Un rond sombre sur un disque rouge orangé d'intensité variable : ce que vous apercevez sur l'image ci-dessous est la silhouette de M87*. Pour la première fois dans l’histoire de l’astronomie, une équipe internationale de scientifiques est en effet parvenue à capturer l’ombre d’un trou noir supermassif. Ce gargantua du cosmos, situé dans la galaxie Messier 87, à 53 millions années-lumière de notre planète, possède une masse 6,5 milliards de fois supérieure à celle du Soleil. "Nous avons réussi quelque chose qu’on pensait impossible il y a encore une génération", se félicite Sheperd Doeleman, directeur du projet. 

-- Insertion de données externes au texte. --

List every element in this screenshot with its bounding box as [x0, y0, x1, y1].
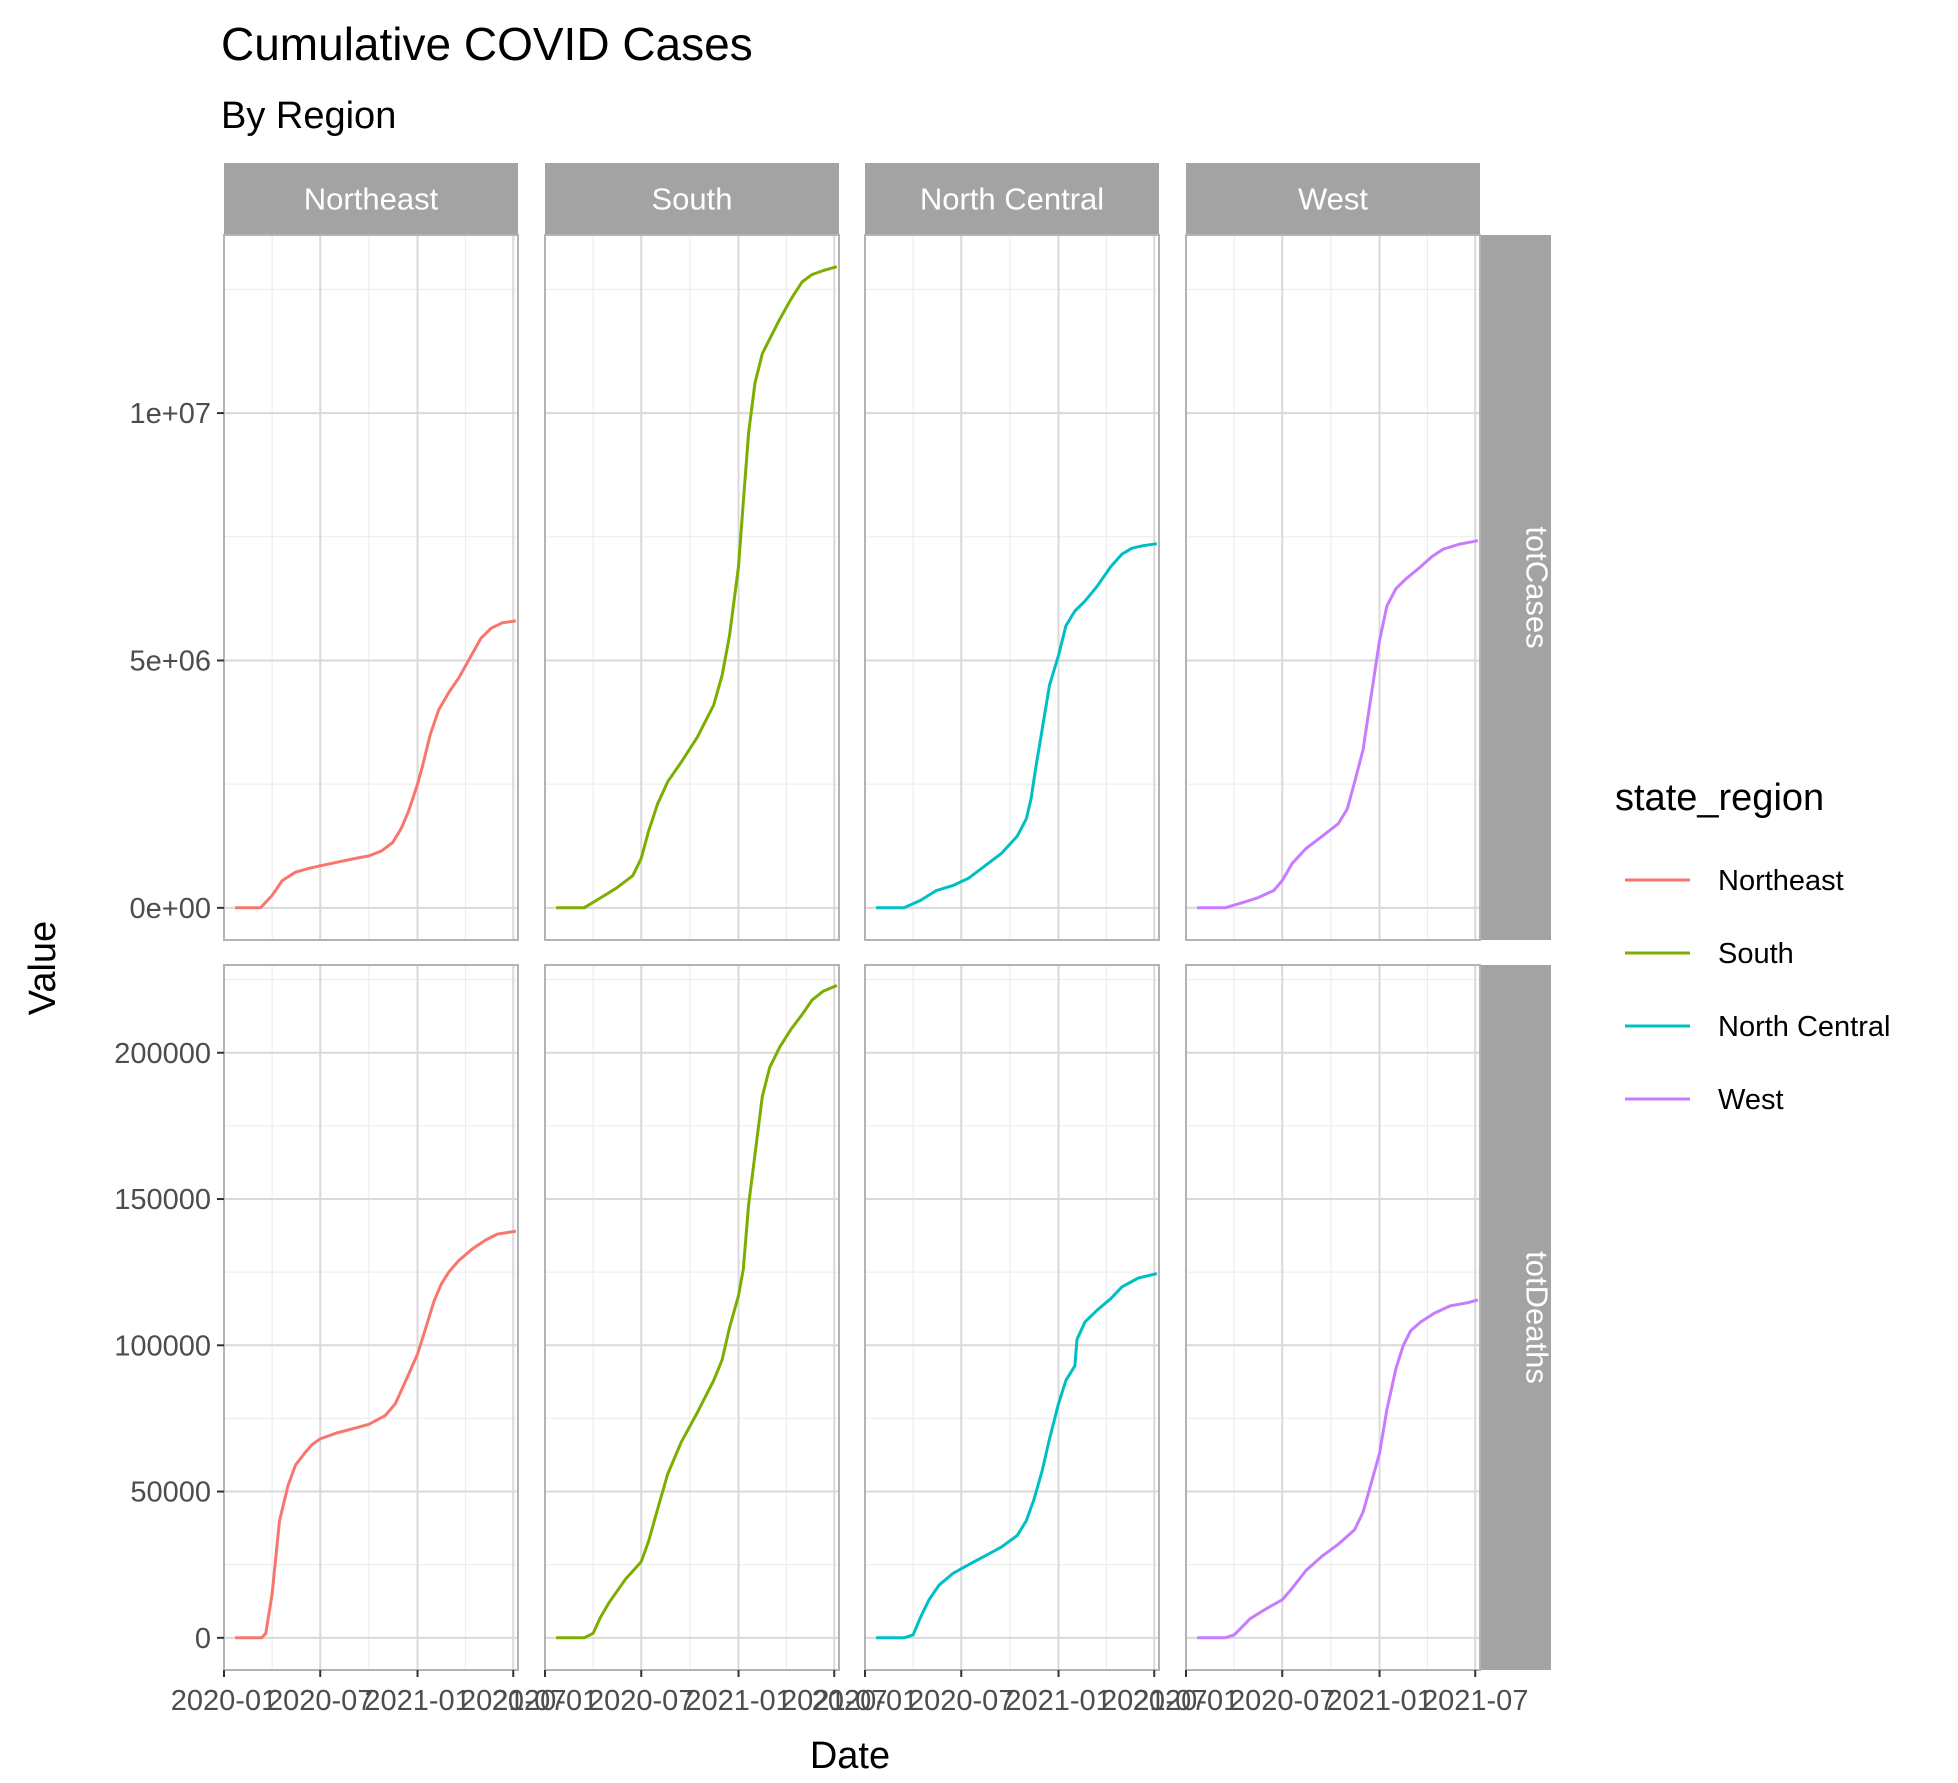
facet-panel: 0500001000001500002000002020-012020-0720… — [114, 964, 566, 1717]
panel-border — [1185, 964, 1481, 1671]
facet-panel — [1185, 234, 1481, 941]
x-tick-label: 2020-01 — [171, 1685, 277, 1717]
x-tick-label: 2021-07 — [460, 1685, 566, 1717]
panel-border — [544, 964, 840, 1671]
series-line — [876, 542, 1158, 910]
facet-panel — [544, 234, 840, 941]
legend-label: North Central — [1718, 1011, 1890, 1043]
facet-row-strip-label: totDeaths — [1520, 1251, 1555, 1384]
panel-border — [1185, 234, 1481, 941]
legend: Northeast South North Central West — [1625, 865, 1890, 1116]
panel-border — [223, 964, 519, 1671]
x-tick-label: 2021-01 — [1005, 1685, 1111, 1717]
x-tick-label: 2021-07 — [781, 1685, 887, 1717]
legend-label: Northeast — [1718, 865, 1844, 897]
panel-border — [864, 964, 1160, 1671]
panel-background — [1186, 965, 1480, 1670]
facet-strip-label: Northeast — [304, 182, 439, 217]
panel-background — [865, 965, 1159, 1670]
legend-label: West — [1718, 1084, 1784, 1116]
chart-title: Cumulative COVID Cases — [221, 18, 753, 70]
series-line — [235, 619, 517, 910]
facet-panels: Northeast South North Central West totCases t… — [114, 163, 1555, 1717]
panel-background — [545, 235, 839, 940]
facet-strip-label: South — [651, 182, 732, 217]
x-tick-label: 2021-07 — [1422, 1685, 1528, 1717]
facet-row-strip-label: totCases — [1520, 526, 1555, 648]
panel-border — [544, 234, 840, 941]
series-line — [1197, 539, 1479, 910]
y-tick-label: 200000 — [114, 1038, 211, 1070]
x-tick-label: 2020-07 — [1229, 1685, 1335, 1717]
chart-subtitle: By Region — [221, 95, 396, 137]
x-tick-label: 2020-07 — [908, 1685, 1014, 1717]
y-tick-label: 50000 — [130, 1477, 211, 1509]
facet-strip — [545, 163, 839, 234]
panel-background — [224, 965, 518, 1670]
facet-strip — [224, 163, 518, 234]
panel-background — [545, 965, 839, 1670]
facet-strip-label: North Central — [920, 182, 1104, 217]
legend-label: South — [1718, 938, 1794, 970]
facet-row-strip — [1480, 235, 1551, 940]
x-tick-label: 2021-01 — [364, 1685, 470, 1717]
facet-strip-label: West — [1298, 182, 1368, 217]
x-tick-label: 2020-01 — [492, 1685, 598, 1717]
panel-background — [865, 235, 1159, 940]
x-tick-label: 2021-01 — [685, 1685, 791, 1717]
y-axis-title: Value — [22, 921, 64, 1015]
y-tick-label: 0 — [195, 1623, 211, 1655]
series-line — [235, 1229, 517, 1640]
legend-title: state_region — [1615, 777, 1824, 819]
facet-panel: 0e+00 5e+06 1e+07 — [130, 234, 519, 941]
x-tick-label: 2020-01 — [812, 1685, 918, 1717]
facet-strip — [1186, 163, 1480, 234]
x-axis-title: Date — [810, 1735, 890, 1777]
facet-strip — [865, 163, 1159, 234]
panel-border — [864, 234, 1160, 941]
facet-row-strip — [1480, 965, 1551, 1670]
series-line — [1197, 1298, 1479, 1640]
x-tick-label: 2020-07 — [588, 1685, 694, 1717]
series-line — [876, 1272, 1158, 1640]
series-line — [556, 265, 838, 910]
panel-background — [1186, 235, 1480, 940]
y-tick-label: 1e+07 — [130, 398, 211, 430]
x-tick-label: 2020-07 — [267, 1685, 373, 1717]
y-tick-label: 100000 — [114, 1330, 211, 1362]
series-line — [556, 984, 838, 1640]
x-tick-label: 2021-07 — [1101, 1685, 1207, 1717]
panel-border — [223, 234, 519, 941]
y-tick-label: 0e+00 — [130, 893, 211, 925]
facet-panel — [864, 234, 1160, 941]
x-tick-label: 2020-01 — [1133, 1685, 1239, 1717]
x-tick-label: 2021-01 — [1326, 1685, 1432, 1717]
panel-background — [224, 235, 518, 940]
y-tick-label: 5e+06 — [130, 645, 211, 677]
y-tick-label: 150000 — [114, 1184, 211, 1216]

Ce cliché historique constitue donc la preuve la plus directe de l'existence des trous noirs. Pour l'obtenir, les astronomes du télescope de l’horizon des événements (EHT, pour Event Horizon Telescope" en anglais) ont combiné les données de huit télescopes  et radiotélescopes répartis sur le globe qui forme un "télescope virtuel" du diamètre de la Terre. "C'est un grand pas pour l'astronomie doublée d'une sacrée prouesse technologique", souligne Guy Perrin, astronome à l’Observatoire de Paris, interrogé par LCI. "La qualité de l'image est excellente. Nous pouvons enfin voir à quoi ressemble vraiment M87*. C’est formidable", s'enthousiasme-t-il.

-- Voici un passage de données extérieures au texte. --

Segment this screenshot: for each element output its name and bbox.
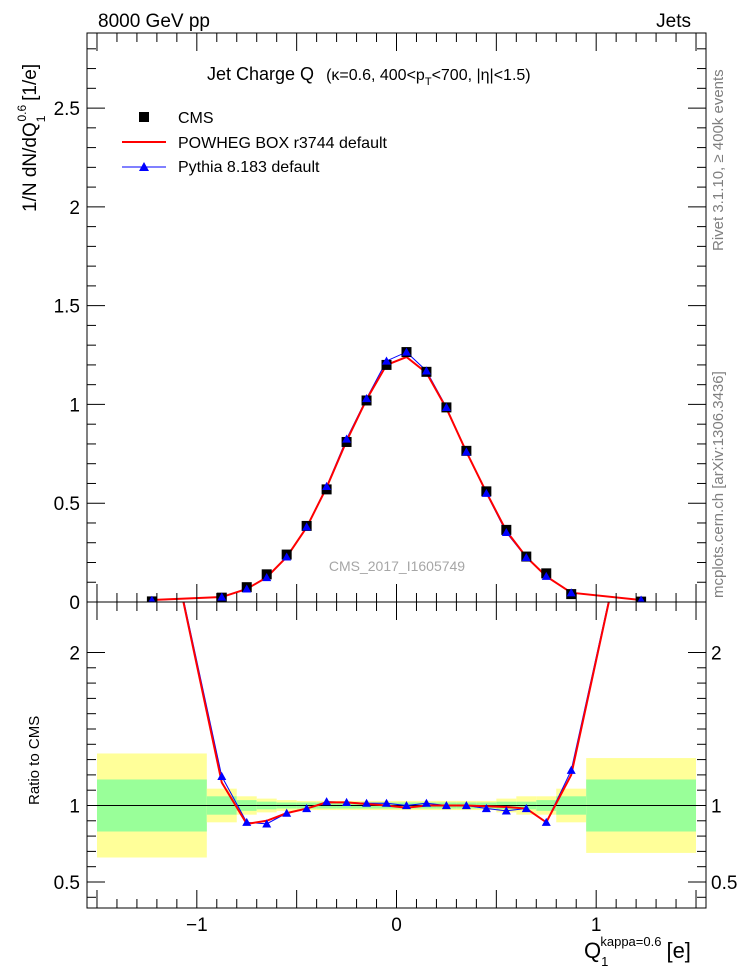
pythia-ratio-point (481, 804, 491, 813)
chart-title-conditions-2: <700, |η|<1.5) (432, 67, 531, 84)
mcplots-reference-label: mcplots.cern.ch [arXiv:1306.3436] (710, 371, 727, 598)
powheg-ratio-line (182, 602, 610, 825)
main-y-tick-label: 1.5 (54, 297, 80, 318)
pythia-point (362, 394, 372, 403)
legend-entry-cms: CMS (139, 110, 214, 127)
pythia-ratio-point (421, 798, 431, 807)
x-tick-label: 0 (391, 915, 402, 936)
pythia-point (342, 434, 352, 443)
chart-title-pt-subscript: T (425, 76, 432, 88)
pythia-ratio-point (342, 797, 352, 807)
header-energy-label: 8000 GeV pp (98, 11, 210, 32)
chart-title: Jet Charge Q (κ=0.6, 400<pT<700, |η|<1.5… (207, 64, 531, 88)
ratio-y-axis-label: Ratio to CMS (26, 716, 43, 805)
chart-title-conditions: (κ=0.6, 400<p (326, 67, 425, 84)
pythia-point (637, 595, 645, 602)
pythia-ratio-point (147, 449, 156, 457)
main-y-axis-label: 1/N dN/dQ10.6[1/e] (15, 64, 48, 212)
ratio-plot-panel: −1 0 1 0.5 0.5 1 1 2 2 Ratio to CMS Q1kappa=0.6[… (26, 449, 737, 969)
legend-entry-powheg: POWHEG BOX r3744 default (122, 135, 388, 152)
pythia-ratio-point (521, 804, 531, 813)
pythia-ratio-point (262, 819, 272, 828)
main-y-tick-label: 0.5 (54, 494, 80, 515)
analysis-watermark: CMS_2017_I1605749 (329, 558, 465, 574)
pythia-ratio-point (302, 804, 312, 813)
pythia-point (262, 573, 272, 582)
pythia-ratio-line (183, 602, 609, 825)
pythia-ratio-point (382, 798, 392, 807)
x-tick-label: 1 (591, 915, 602, 936)
pythia-ratio-point (566, 765, 576, 774)
pythia-ratio-point (217, 771, 227, 781)
pythia-point (481, 488, 491, 497)
cms-data-point (381, 359, 392, 370)
pythia-point (421, 366, 431, 375)
pythia-ratio-point (401, 800, 411, 810)
ratio-y-tick-label-right: 0.5 (711, 873, 737, 894)
legend-pythia-marker (139, 162, 149, 171)
x-tick-label: −1 (186, 915, 208, 936)
pythia-point (217, 592, 227, 601)
main-plot-panel: CMS_2017_I1605749 0 0.5 1 1.5 2 2.5 Jet Charg… (15, 32, 707, 614)
legend-powheg-label: POWHEG BOX r3744 default (178, 135, 388, 152)
legend-cms-marker (139, 112, 149, 122)
pythia-point (441, 402, 451, 411)
pythia-point (242, 584, 252, 593)
main-y-tick-label: 0 (69, 593, 80, 614)
pythia-point (461, 447, 471, 456)
main-y-tick-label: 2.5 (54, 99, 80, 120)
legend-pythia-label: Pythia 8.183 default (178, 159, 320, 176)
ratio-y-tick-label-left: 0.5 (54, 873, 80, 894)
pythia-point (148, 595, 156, 602)
pythia-point (401, 347, 411, 356)
x-axis-label: Q1kappa=0.6 [e] (584, 934, 691, 969)
legend-entry-pythia: Pythia 8.183 default (122, 159, 320, 176)
pythia-ratio-point (541, 817, 551, 826)
header-process-label: Jets (656, 11, 691, 32)
pythia-ratio-point (637, 449, 646, 457)
pythia-ratio-point (461, 800, 471, 810)
pythia-ratio-point (362, 798, 372, 807)
ratio-y-tick-label-left: 2 (69, 643, 80, 664)
pythia-ratio-point (322, 797, 332, 806)
pythia-point (521, 553, 531, 562)
pythia-ratio-point (501, 806, 511, 815)
pythia-point (501, 527, 511, 537)
pythia-ratio-point (441, 800, 451, 810)
main-y-tick-label: 2 (69, 198, 80, 219)
pythia-point (302, 522, 312, 531)
legend-cms-label: CMS (178, 110, 214, 127)
pythia-ratio-point (242, 817, 252, 826)
main-y-tick-label: 1 (69, 395, 80, 416)
ratio-y-tick-label-left: 1 (69, 796, 80, 817)
pythia-point (282, 552, 292, 561)
ratio-y-tick-label-right: 1 (711, 796, 722, 817)
pythia-point (382, 356, 392, 365)
legend: CMS POWHEG BOX r3744 default Pythia 8.18… (122, 110, 388, 176)
pythia-point (566, 588, 576, 597)
chart-title-main: Jet Charge Q (207, 64, 314, 84)
ratio-y-tick-label-right: 2 (711, 643, 722, 664)
rivet-version-label: Rivet 3.1.10, ≥ 400k events (710, 69, 727, 251)
pythia-point (322, 481, 332, 491)
pythia-ratio-point (282, 808, 292, 817)
pythia-point (541, 571, 551, 580)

Si l’image est de qualité et revêt de fait un caractère historique, il est cependant impossible d'en tirer quoi que ce soit d'un point de vue scientifique. "Sur la photo, nous voyons le pôle de M87*. Mais l’angle ne nous permet pas de calculer son spin, c’est-à-dire sa vitesse de rotation. C'est la seule chose qui nous manque concernant l'étude de cet objet. Nous connaissons sa masse et nous sommes convaincus qu'il n'est  pas chargé électriquement. Ce n’est pas la faute des chercheurs de l'EHT, c’est la faute de l’univers", explique Guy Perrin. 


L'image de ce monstre cosmique fera malgré tout le tour du monde.